Les archivoltes prennent tout l'espace ab, c'est-à-dire exactement la largeur de la pile, moins le nerf C destiné à recevoir l'arc-doubleau et les arcs ogives des voûtes hautes, et le profil de ces archivoltes n'est autre que celui de la pile, ou, pour être plus exact, la section de la pile n'est autre que la section de l'archivolte. L'arc-doubleau du collatéral n'est également que le profil g de la pile, et l'arc ogive le profil h. En élévation, ces arcs se pénètrent ainsi que l'indique le tracé perspectif. Il n'y a plus de chapiteau, puisqu'il n'a plus de raison d'être, et les sommiers, à lits horizontaux, s'élèvent jusqu'au niveau N, c'est-à-dire beaucoup au-dessus des naissances des arcs.
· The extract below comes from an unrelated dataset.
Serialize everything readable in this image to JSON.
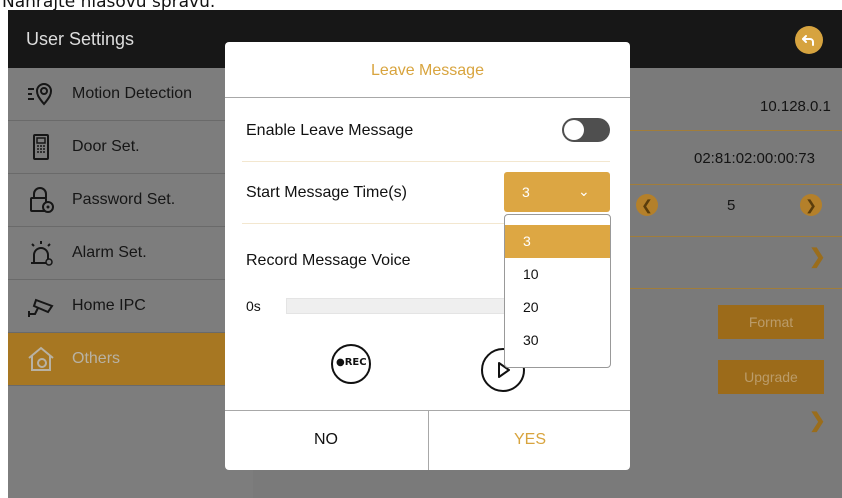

C'est la dernière expression de la combinaison des naissances d'arcs de voûtes en France, et ce parti fut suivi jusqu'à l'époque de la renaissance. Ce sont là des conséquences rigoureuses du principe de la voûte trouvée au XIIe siècle; mais, quant au mode de structure, il ne varie pas, c'est-à-dire que les arcs remplissent toujours les fonctions de cintres permanents recevant des voûtains de remplissage entre leurs branches, voûtains qui ne deviennent jamais des panneaux, mais sont construits par petits claveaux dont les rangs courbés partent toujours de l'arc-doubleau, archivolte ou formeret, pour venir reposer à l'autre extrémité en biais, sur les arcs ogives.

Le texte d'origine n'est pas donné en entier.